One of the concerns with that age group was possible side effects that were seen in the teens and younger adults.
"We're actually seeing less side effects in that group than in adolescents and the adult group," Spinner said.
The most common were being tired, sore and achy, but this group has had less fever and less joint pain.
"It's partly because younger kids tolerate it better," he said, but it also could be that this group is getting one-third of the dose, or 10 micrograms instead of 30 micrograms. Pfizer is now studying whether that dosage is effective in ages 12-17.
When will kids 4 and younger get a COVID-19 vaccine?
Spinner and his colleagues think Pfizer and the FDA will break this age group into two: ages 2 to 4, and 6 months to 23 months.
The data for ages 2-4 will probably be submitted in January or February, he said. If that goes well, they will consider the youngest group a few months after that.
How much longer will this pandemic last?
COVID-19 is not going to go away.
"The expectation is that we will go from a pandemic, where it's everywhere all the time, to an endemic like the flu, where there are times of the year when people tend to be more inside together, when it may peak and then come down again," Spinner said.
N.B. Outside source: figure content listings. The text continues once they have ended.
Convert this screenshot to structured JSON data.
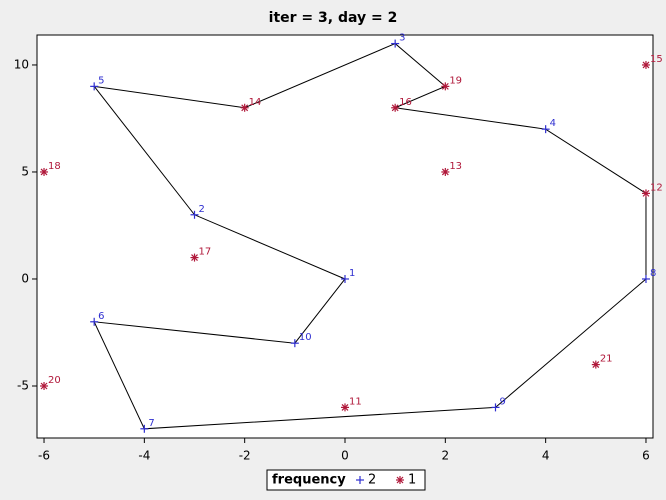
{
  "chart_data": {
    "type": "scatter",
    "title": "iter = 3, day = 2",
    "legend_title": "frequency",
    "legend": "bottom",
    "xlim": [
      -6.14,
      6.14
    ],
    "ylim": [
      -7.43,
      11.4
    ],
    "xticks": [
      -6,
      -4,
      -2,
      0,
      2,
      4,
      6
    ],
    "yticks": [
      -5,
      0,
      5,
      10
    ],
    "series": [
      {
        "name": "2",
        "color": "#2f2fd0",
        "marker": "plus",
        "x": [
          0,
          -3,
          1,
          4,
          -5,
          -5,
          -4,
          6,
          3,
          -1
        ],
        "y": [
          0,
          3,
          11,
          7,
          9,
          -2,
          -7,
          0,
          -6,
          -3
        ],
        "labels": [
          1,
          2,
          3,
          4,
          5,
          6,
          7,
          8,
          9,
          10
        ]
      },
      {
        "name": "1",
        "color": "#b0183a",
        "marker": "star",
        "x": [
          0,
          6,
          2,
          -2,
          6,
          1,
          -3,
          -6,
          2,
          -6,
          5
        ],
        "y": [
          -6,
          4,
          5,
          8,
          10,
          8,
          1,
          5,
          9,
          -5,
          -4
        ],
        "labels": [
          11,
          12,
          13,
          14,
          15,
          16,
          17,
          18,
          19,
          20,
          21
        ]
      }
    ],
    "route": [
      5,
      14,
      3,
      19,
      16,
      4,
      12,
      8,
      9,
      7,
      6,
      10,
      1,
      2,
      5
    ]
  }
}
Right now, flu is back in clinics and emergency rooms, he said, and that is why it's important to get a flu shot, too.
The hope is that through vaccination, we have enough community protection to get mild COVID-19 cases like with the flu, and that it doesn't overburden the hospital system, he said.
By getting as many people vaccinated and then boosted, "we make it more manageable to do the things we normally do without thinking about COVID," he said.